A worker invested $21,000 in two accounts, one yielding 6% interest and the other yielding 10%. If he received a total of $1580 in interest at the end of the year, how much did he invest at 6% ? The amount invested at 6% was
Let x be the amount the worker invested at 6%.

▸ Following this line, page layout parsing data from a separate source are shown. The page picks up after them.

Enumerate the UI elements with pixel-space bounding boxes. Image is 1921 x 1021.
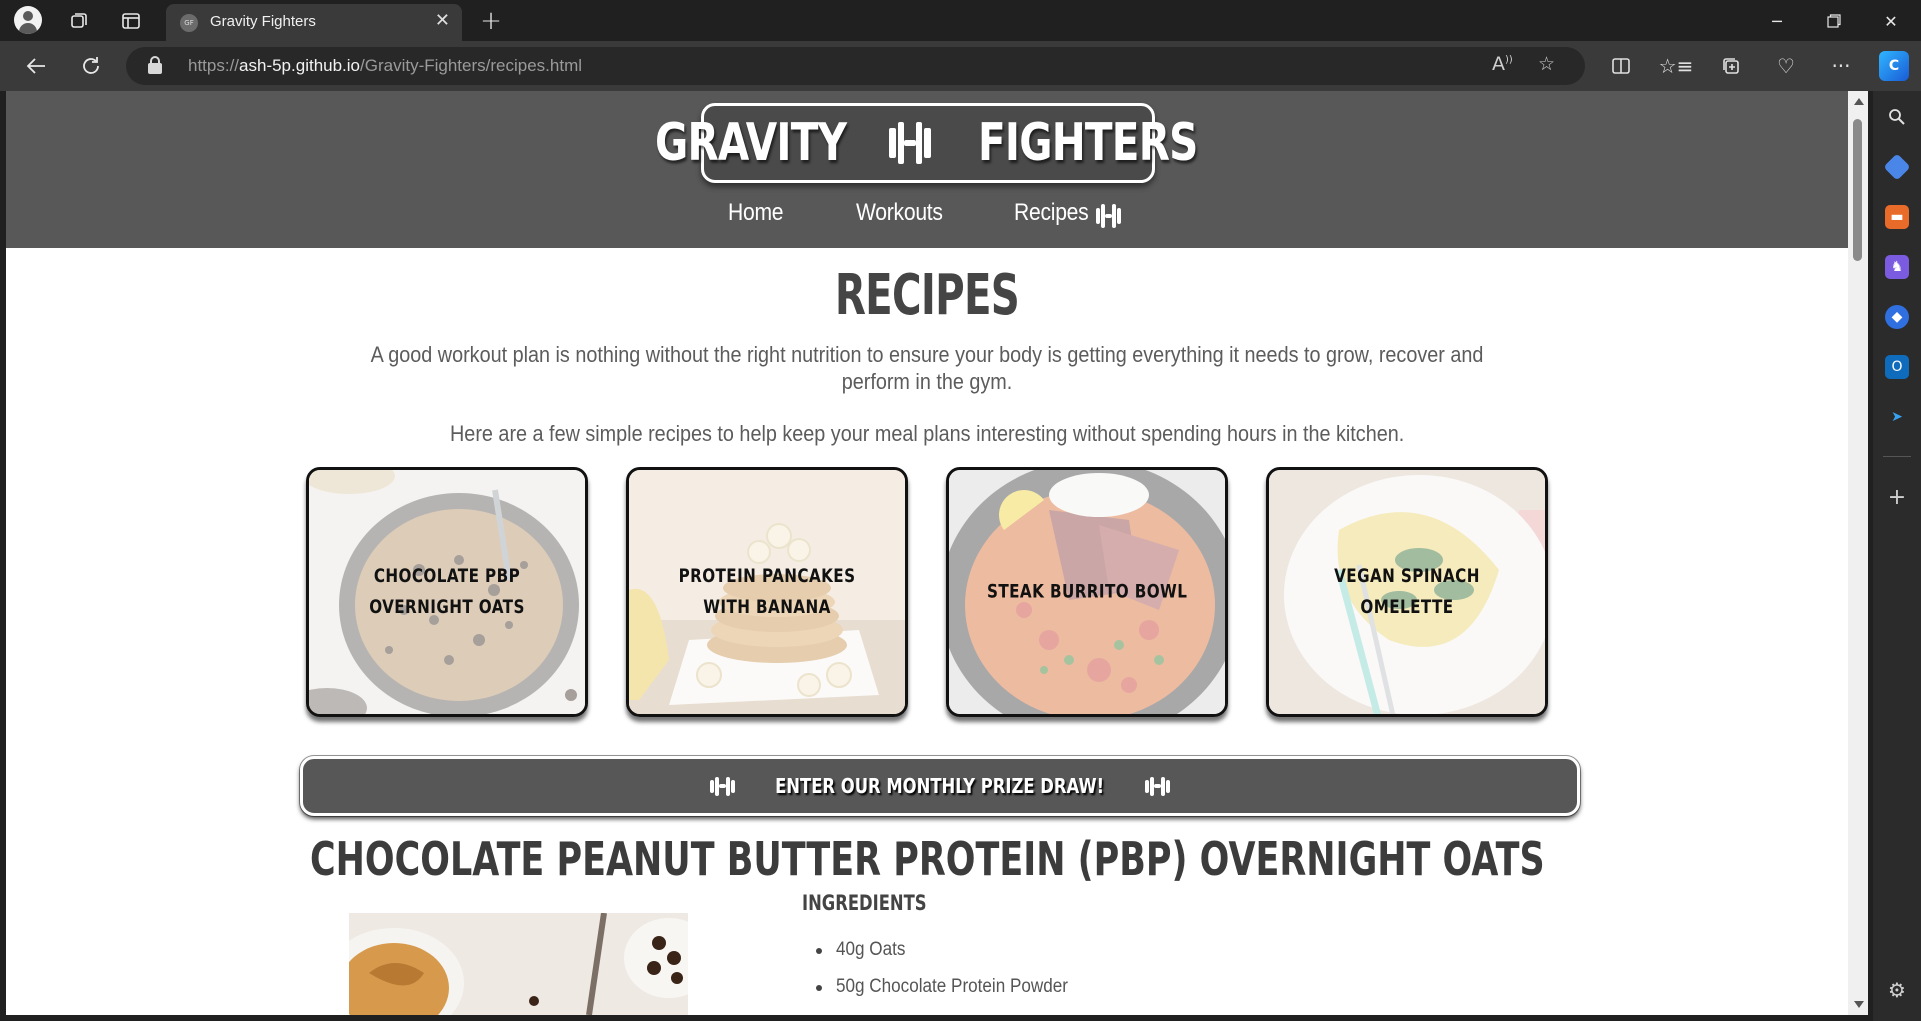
logo-text-left: GRAVITY <box>654 113 847 173</box>
back-icon[interactable] <box>21 51 51 81</box>
nav-workouts[interactable]: Workouts <box>856 199 955 227</box>
recipe-card-label: VEGAN SPINACH OMELETTE <box>1334 565 1480 618</box>
intro-paragraph-1: A good workout plan is nothing without t… <box>370 342 1484 394</box>
lock-icon[interactable] <box>148 56 162 74</box>
dumbbell-icon <box>888 122 931 164</box>
recipe-card-label: PROTEIN PANCAKES WITH BANANA <box>678 565 856 618</box>
recipe-card-steak-burrito-bowl[interactable]: STEAK BURRITO BOWL <box>946 467 1228 717</box>
browser-tab-active[interactable]: GF Gravity Fighters ✕ <box>166 4 462 41</box>
collections-icon[interactable] <box>1716 51 1746 81</box>
page-scrollbar[interactable] <box>1848 91 1868 1015</box>
outlook-icon[interactable]: O <box>1885 355 1909 379</box>
nav-recipes[interactable]: Recipes <box>1014 199 1121 228</box>
browser-toolbar: https://ash-5p.github.io/Gravity-Fighter… <box>0 41 1921 91</box>
favorite-star-icon[interactable]: ☆ <box>1538 53 1555 75</box>
minimize-icon[interactable]: ─ <box>1754 6 1800 36</box>
more-menu-icon[interactable]: ··· <box>1826 51 1856 81</box>
restore-icon[interactable] <box>1811 6 1857 36</box>
site-header: GRAVITY FIGHTERS Home Workouts Recipes <box>6 91 1848 248</box>
recipe-card-protein-pancakes[interactable]: PROTEIN PANCAKES WITH BANANA <box>626 467 908 717</box>
nav-home[interactable]: Home <box>728 199 791 227</box>
recipe-card-label: CHOCOLATE PBP OVERNIGHT OATS <box>369 565 525 618</box>
site-favicon-icon: GF <box>180 14 198 32</box>
scroll-down-icon[interactable] <box>1854 1001 1864 1008</box>
read-aloud-icon[interactable]: A)) <box>1492 53 1513 75</box>
sidebar-settings-gear-icon[interactable]: ⚙ <box>1885 978 1909 1002</box>
list-item: 40g Oats <box>814 939 1094 976</box>
prize-draw-button[interactable]: ENTER OUR MONTHLY PRIZE DRAW! <box>300 756 1580 816</box>
ingredients-list: 40g Oats 50g Chocolate Protein Powder <box>814 939 1094 1013</box>
sidebar-divider <box>1883 456 1911 457</box>
url-text[interactable]: https://ash-5p.github.io/Gravity-Fighter… <box>188 56 582 76</box>
sidebar-search-icon[interactable] <box>1885 105 1909 129</box>
ingredients-heading: INGREDIENTS <box>802 891 927 915</box>
new-tab-icon[interactable]: + <box>478 6 504 36</box>
logo-text-right: FIGHTERS <box>977 113 1198 173</box>
site-logo[interactable]: GRAVITY FIGHTERS <box>655 103 1198 183</box>
copilot-icon[interactable]: C <box>1879 51 1909 81</box>
scrollbar-thumb[interactable] <box>1853 119 1862 261</box>
scroll-up-icon[interactable] <box>1854 98 1864 105</box>
refresh-icon[interactable] <box>76 51 106 81</box>
prize-draw-label: ENTER OUR MONTHLY PRIZE DRAW! <box>775 774 1105 798</box>
browser-titlebar: GF Gravity Fighters ✕ + ─ ✕ <box>0 0 1921 41</box>
tools-briefcase-icon[interactable]: ▬ <box>1885 205 1909 229</box>
page-viewport: GRAVITY FIGHTERS Home Workouts Recipes R… <box>6 91 1848 1015</box>
recipe-ingredients-image <box>349 913 688 1015</box>
shopping-tag-icon[interactable] <box>1883 153 1911 181</box>
nav-dumbbell-icon <box>1096 204 1121 228</box>
dumbbell-icon <box>710 776 736 796</box>
recipe-title: CHOCOLATE PEANUT BUTTER PROTEIN (PBP) OV… <box>309 832 1545 886</box>
edge-sidebar: ▬ ♞ ◆ O ➤ + ⚙ <box>1873 91 1921 1021</box>
recipe-card-overnight-oats[interactable]: CHOCOLATE PBP OVERNIGHT OATS <box>306 467 588 717</box>
recipe-card-label: STEAK BURRITO BOWL <box>986 580 1188 603</box>
browser-essentials-icon[interactable]: ♡ <box>1771 51 1801 81</box>
vertical-tabs-icon[interactable] <box>118 8 144 34</box>
workspaces-icon[interactable] <box>66 8 92 34</box>
intro-paragraph-2: Here are a few simple recipes to help ke… <box>449 421 1405 446</box>
list-item: 50g Chocolate Protein Powder <box>814 976 1094 1013</box>
page-title: RECIPES <box>834 263 1020 328</box>
close-window-icon[interactable]: ✕ <box>1868 6 1914 36</box>
split-screen-icon[interactable] <box>1606 51 1636 81</box>
send-icon[interactable]: ➤ <box>1885 405 1909 429</box>
dumbbell-icon <box>1144 776 1170 796</box>
tab-title: Gravity Fighters <box>210 13 316 30</box>
copilot-sidebar-icon[interactable]: ◆ <box>1885 305 1909 329</box>
favorites-icon[interactable]: ☆≡ <box>1659 51 1694 81</box>
profile-avatar-icon[interactable] <box>14 6 42 34</box>
games-icon[interactable]: ♞ <box>1885 255 1909 279</box>
address-bar[interactable]: https://ash-5p.github.io/Gravity-Fighter… <box>126 47 1585 85</box>
recipe-card-vegan-spinach-omelette[interactable]: VEGAN SPINACH OMELETTE <box>1266 467 1548 717</box>
tab-close-icon[interactable]: ✕ <box>435 10 450 31</box>
add-sidebar-app-icon[interactable]: + <box>1885 485 1909 510</box>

Therefore, the amount he invested at 10% is 21000 - x.
The interest he received from the 6% account is x * 0.06.
The interest he received from the 10% account is (21000 - x) * 0.1.
The total interest he received is x * 0.06 + (21000 - x) * 0.1 = 1580.
0.06x + 2100 - 0.1x = 1580.
0.04x = 520.
x = <<13000=13000>>13000. Answer: \boxed{13000}.
Let's denote the amount invested at 6% as x.
The amount invested at 10% would then be (21,000 - x).
The interest earned from the account at 6% would be (x * 0.06), and the interest earned from the account at 10% would be [(21,000 - x) * 0.10].
Given that the total interest earned is $1580, we can write the equation:
(x * 0.06) + [(21,000 - x) * 0.10] = $1580
Now, let's solve for x:
0.06x + (21,000 - x) * 0.10 = 1580
0.06x + 2100 - 0.10x = 1580
-0.04x = 1580 - 2100
-0.04x = -520
x = (-520) / (-0.04)
x = 13,000
Therefore, the worker invested $13,000 at 6%.